We should initiate our transformation by focusing on developing our keystone habits, as these are what distinguish the ‘extraordinary’ versions of ourselves from the ‘regular’ ones. Keystone habits create a domino effect, leading to the formation of other good habits and significant improvements in many areas of our lives. Moreover, keystone habits are what help us in moments of difficult decisions or uncertainty.
What is a Keystone Habit as Defined by Charles Duhigg
In his book ‘The Power of Habit’, Charles Duhigg discusses the concept of ‘keystone habits’ in Chapter 4, entitled ‘Keystone Habits, or The Ballad of Paul O’Neill: Which Habits Matter Most’.
According to ‘The Power of Habit’, “keystone habits” are “the habits that matter most“, “matter more than others in remaking lives“, “the ones that, when they start to shift, dislodge and remake other patterns“, “have the power to start a chain reaction, changing other habits“, “start a process that, over time, transforms everything“. “Keystone habits” “influence how people work, eat, play, live, spend, and communicate“.

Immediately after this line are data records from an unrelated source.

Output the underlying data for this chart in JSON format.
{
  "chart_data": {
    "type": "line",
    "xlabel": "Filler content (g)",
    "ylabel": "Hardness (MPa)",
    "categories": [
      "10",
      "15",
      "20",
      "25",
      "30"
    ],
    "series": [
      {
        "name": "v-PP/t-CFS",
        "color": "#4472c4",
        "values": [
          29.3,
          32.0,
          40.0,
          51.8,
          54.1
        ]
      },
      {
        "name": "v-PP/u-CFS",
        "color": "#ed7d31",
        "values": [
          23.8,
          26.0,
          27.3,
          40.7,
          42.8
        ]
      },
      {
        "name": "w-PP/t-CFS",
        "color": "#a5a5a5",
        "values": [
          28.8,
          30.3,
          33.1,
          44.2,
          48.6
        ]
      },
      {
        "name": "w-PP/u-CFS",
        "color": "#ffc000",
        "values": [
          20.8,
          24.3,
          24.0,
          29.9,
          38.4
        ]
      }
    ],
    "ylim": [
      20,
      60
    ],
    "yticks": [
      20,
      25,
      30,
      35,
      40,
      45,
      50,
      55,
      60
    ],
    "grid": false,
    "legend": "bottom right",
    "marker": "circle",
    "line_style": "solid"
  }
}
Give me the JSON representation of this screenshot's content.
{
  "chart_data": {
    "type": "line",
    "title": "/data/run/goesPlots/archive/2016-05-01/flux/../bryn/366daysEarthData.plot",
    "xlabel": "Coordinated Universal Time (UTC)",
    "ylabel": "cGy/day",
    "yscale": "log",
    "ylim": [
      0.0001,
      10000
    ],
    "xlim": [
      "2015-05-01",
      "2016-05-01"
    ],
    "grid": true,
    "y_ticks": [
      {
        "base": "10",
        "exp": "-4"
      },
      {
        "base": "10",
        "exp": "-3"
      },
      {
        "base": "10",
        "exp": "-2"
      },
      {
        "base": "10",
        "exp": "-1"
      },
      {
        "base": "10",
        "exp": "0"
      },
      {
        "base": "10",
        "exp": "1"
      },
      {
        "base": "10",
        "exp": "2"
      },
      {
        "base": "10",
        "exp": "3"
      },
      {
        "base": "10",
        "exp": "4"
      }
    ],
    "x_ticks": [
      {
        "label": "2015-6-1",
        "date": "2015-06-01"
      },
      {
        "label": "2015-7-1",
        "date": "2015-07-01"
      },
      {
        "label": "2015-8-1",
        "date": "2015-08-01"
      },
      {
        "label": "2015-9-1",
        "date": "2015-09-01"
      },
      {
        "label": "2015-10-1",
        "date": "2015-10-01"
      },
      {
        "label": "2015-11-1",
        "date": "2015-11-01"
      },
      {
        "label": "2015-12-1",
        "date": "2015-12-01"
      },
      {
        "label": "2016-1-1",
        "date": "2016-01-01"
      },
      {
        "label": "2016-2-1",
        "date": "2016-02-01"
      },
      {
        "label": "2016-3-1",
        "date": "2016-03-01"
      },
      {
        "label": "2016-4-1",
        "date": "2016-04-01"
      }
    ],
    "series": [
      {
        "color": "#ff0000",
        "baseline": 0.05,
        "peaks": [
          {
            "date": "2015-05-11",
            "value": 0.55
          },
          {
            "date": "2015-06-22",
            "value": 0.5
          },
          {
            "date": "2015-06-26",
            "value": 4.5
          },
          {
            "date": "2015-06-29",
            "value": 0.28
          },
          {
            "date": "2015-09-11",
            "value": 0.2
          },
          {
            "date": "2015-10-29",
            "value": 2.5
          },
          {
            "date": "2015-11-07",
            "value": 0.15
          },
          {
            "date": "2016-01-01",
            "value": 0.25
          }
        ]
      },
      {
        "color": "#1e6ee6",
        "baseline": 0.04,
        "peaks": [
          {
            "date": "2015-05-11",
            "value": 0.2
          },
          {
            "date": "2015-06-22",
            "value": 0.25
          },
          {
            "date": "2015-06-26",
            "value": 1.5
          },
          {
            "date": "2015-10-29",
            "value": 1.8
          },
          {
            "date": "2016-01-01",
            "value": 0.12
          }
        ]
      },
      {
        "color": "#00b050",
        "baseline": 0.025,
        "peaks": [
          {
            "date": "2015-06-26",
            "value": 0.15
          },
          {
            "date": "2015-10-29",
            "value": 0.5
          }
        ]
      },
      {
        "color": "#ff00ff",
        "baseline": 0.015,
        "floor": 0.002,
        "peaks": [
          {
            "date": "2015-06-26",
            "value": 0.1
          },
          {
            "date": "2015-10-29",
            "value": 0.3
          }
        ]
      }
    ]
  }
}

“Keystone habits say that success doesn’t depend on getting every single thing right, but instead relies on identifying a few key priorities and fashioning them into powerful levers.… Attacking one habit and then watching the changes ripple through… Start by focusing on one thing… Start disrupting the habits around one thing, it would spread throughout“.Charles Duhigg
How to Identify Keystone Habits
Keystone Habits and Small Wins
“Keystone habits offer what is known within academic literature as “small wins” . Small wins are exactly what they sound like, and are part of how keystone habits create widespread changes. A huge body of research has shown that small wins have enormous power, an influence disproportionate to the accomplishments of the victories themselves.
One Cornell professor wrote in 1984: “Once a small win has been accomplished, forces are set in motion that favor another small win.” Small wins fuel transformative changes by leveraging tiny advantages into patterns that convince people that bigger achievements are within reach.
Small wins do not combine in a neat, linear, serial form, with each step being a demonstrable step closer to some predetermined goal,” wrote Karl Weick, a prominent organizational psychologist. “More common is the circumstance where small wins are scattered … like miniature experiments that test implicit theories about resistance and opportunity and uncover both resources and barriers that were invisible before the situation was stirred up.”
Examples of Keystone Habits
Willpower is the single most important keystone habit for individual success.. all-important habit…Charles Duhigg
Why is Willpower a Keystone Habit
“As people strengthened their willpower muscles in one part of their lives—in the gym, or a money management program—that strength spilled over into what they ate or how hard they worked. Once willpower became stronger, it touched everything.
Oaten and Cheng did one more experiment. They enrolled forty-five students in an academic improvement program that focused on creating study habits. Predictably, participants’ learning skills improved. And the students also smoked less, drank less, watched less television, exercised more, and ate healthier, even though all those things were never mentioned in the academic program. Again, as their willpower muscles strengthened, good habits seemed to spill over into other parts of their lives.
Keystone Habits of Michael Phelps: Habit of Visualization and Habit of Relaxation
“When Bob Bowman started working with Phelps and his mother on the keystone habits of visualization and relaxation, neither Bowman nor Phelps had any idea what they were doing“.Charles Duhigg
“We’d experiment, try different things until we found stuff that worked,” Bowman told me. “Eventually we figured out it was best to concentrate on these tiny moments of success and build them into mental triggers. We worked them into a routine. There’s a series of things we do before every race that are designed to give Michael a sense of building victory. “If you were to ask Michael what’s going on in his head before competition, he would say he’s not really thinking about anything. He’s just following the program. But that’s not right. It’s more like his habits have taken over. When the race arrives, he’s more than halfway through his plan and he’s been victorious at every step. All the stretches went like he planned. The warm-up laps were just like he visualized. His headphones are playing exactly what he expected. The actual race is just another step in a pattern that started earlier that day and has been nothing but victories. Winning is a natural extension.
Michael Phelps’s routines had nothing to do with swimming and everything to do with his success.”